On Mon, 2006-01-09 at 22:01 +0100, Georg Baum wrote:
> Am Montag, 9. Januar 2006 09:02 schrieb Lars Gullik Bjønnes:
> > Martin Vermeer <[EMAIL PROTECTED]> writes:
> > | Does this mean the patch can go in for 1.4.0? Or not? It fixes a
> > | regression.
> > 
> > Now I am a bit lost...
> > What regresssion?
> 
> The on-screen fonts of nested environments are correct in 1.3, but can be 
> wrong in 1.4. See the test case at 
> http://bugzilla.lyx.org/show_bug.cgi?id=2015
> 
> I don't understand at all why this bug creates such a huge discussion. 
> Martin found the reason for the bug, the problem is well understood, 
> there are several possibilities to fix it (exploit the ParagrphList == 
> std::vector<Paragraph> identity or not), now only one solution has to be 
> chosen. IMHO it does not matter at all if the fix makes LyX slower. 
> Correctness is more important than speed (of course speed can be a reason 
> to choose among the possible fixes that were presented).
> 
> > (I obviously have to fire up bugzilla.)
> 
> Yes.
> 
> 
> Georg


The problem seems to be that neither Lars nor Jean-Marc have the
personal resources to spare to keep track of everything that is going on
around patches and bug fixing.

This is not a problem of the freeze, though it tends to make things
worse as they become the bottleneck.

In any free software project, there has to be a group of "senior
developers" taking these critical decisions. For LyX that is Lars and
Jean-Marc. Requirements are fluency in C++ and the half-dozen "little
languages" (LaTeX, Python, bash, gettext, boost...), but more
importantly, ability to manage a largish project, and to see the big
picture. You don't get that if you haven't been along for a number of
years.

Unfortunately we lost Angus for this. Unfortunately also, senior
developers tend to be older people (as in: not students anymore) with
lots of other obligations and responsibilities. Being competent does
that to people ;-)

As we are all doing this in our spare time, we should use all the help
we can get, especially from automating things. We are using Bugzilla to
keep track of bugs (and of their fixes, though it isn't very good at
that). Often when somebody reports a bug, or a fix, he is told "put in
in Bugzilla, so it isn't forgotten". What happens of course is that
rather often it *is* forgotten there, and falls by the wayside when
after three re-posts and two reminders on the list, still nobody gives
the go-ahead, or even sensible critique. 

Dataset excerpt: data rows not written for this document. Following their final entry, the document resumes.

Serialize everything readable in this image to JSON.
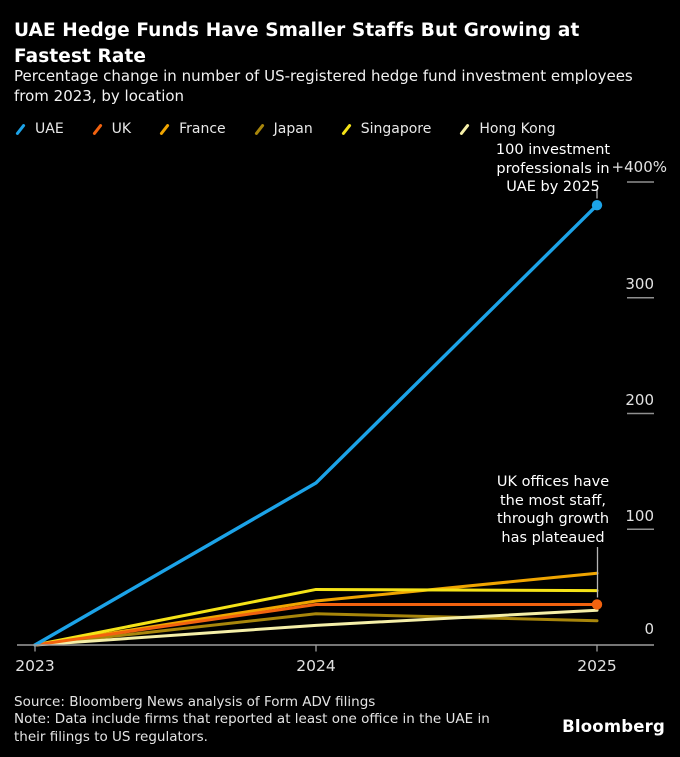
{
  "header": {
    "title": "UAE Hedge Funds Have Smaller Staffs But Growing at\nFastest Rate",
    "subtitle": "Percentage change in number of US-registered hedge fund investment employees\nfrom 2023, by location"
  },
  "legend": {
    "items": [
      {
        "label": "UAE"
      },
      {
        "label": "UK"
      },
      {
        "label": "France"
      },
      {
        "label": "Japan"
      },
      {
        "label": "Singapore"
      },
      {
        "label": "Hong Kong"
      }
    ]
  },
  "chart_data": {
    "type": "line",
    "title": "UAE Hedge Funds Have Smaller Staffs But Growing at Fastest Rate",
    "subtitle": "Percentage change in number of US-registered hedge fund investment employees from 2023, by location",
    "x": [
      2023,
      2024,
      2025
    ],
    "xtick_labels": [
      "2023",
      "2024",
      "2025"
    ],
    "series": [
      {
        "name": "UAE",
        "color": "#1CA3E8",
        "values": [
          0,
          140,
          380
        ],
        "end_dot": true
      },
      {
        "name": "UK",
        "color": "#F2620F",
        "values": [
          0,
          35,
          35
        ],
        "end_dot": true
      },
      {
        "name": "France",
        "color": "#F0A500",
        "values": [
          0,
          38,
          62
        ],
        "end_dot": false
      },
      {
        "name": "Japan",
        "color": "#A8860B",
        "values": [
          0,
          27,
          21
        ],
        "end_dot": false
      },
      {
        "name": "Singapore",
        "color": "#F5E318",
        "values": [
          0,
          48,
          47
        ],
        "end_dot": false
      },
      {
        "name": "Hong Kong",
        "color": "#F5EFA8",
        "values": [
          0,
          17,
          30
        ],
        "end_dot": false
      }
    ],
    "ylim": [
      0,
      400
    ],
    "yticks": [
      400,
      300,
      200,
      100,
      0
    ],
    "ytick_labels": [
      "+400%",
      "300",
      "200",
      "100",
      "0"
    ],
    "unit": "%",
    "grid": "off",
    "legend_position": "top",
    "axis_color": "#9e9e9e"
  },
  "annotations": {
    "uae": "100 investment\nprofessionals in\nUAE by 2025",
    "uk": "UK offices have\nthe most staff,\nthrough growth\nhas plateaued"
  },
  "footer": {
    "source": "Source: Bloomberg News analysis of Form ADV filings",
    "note": "Note: Data include firms that reported at least one office in the UAE in\ntheir filings to US regulators.",
    "logo": "Bloomberg"
  }
}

I am sure we lost promising contributors due to this "wet cloth"
experience. If it doesn't put me off, it is because I am a bonehead...

After this negativity, a proposal to improve things: 

1) Use the WHINE feature of Bugzilla. You can make it whine
periodically, e.g., once a week, to specified users. I propose we create
a user account for this, and make this account .forward to
[EMAIL PROTECTED]

2) The whine mail sent out once a week to the list should contain a
shortlist of unfixed bugs for the next release, displaying HTML links
and, most importantly, the KEYWORDS field.

3) Users placing their bugs and fixes in Bugzilla should remember to add
the word PATCH to the Keywords field, if a patch is available.

(In other words, more or less what Georg did in another post, but
automatically. And what Michael did earlier.)

I don't think that a single digest mail every week to the list is too
much, and it helps us keep track of things and focus the mind.

Does this sound like an idea?

- Martin

PS. Bugzilla's disk seems to be full.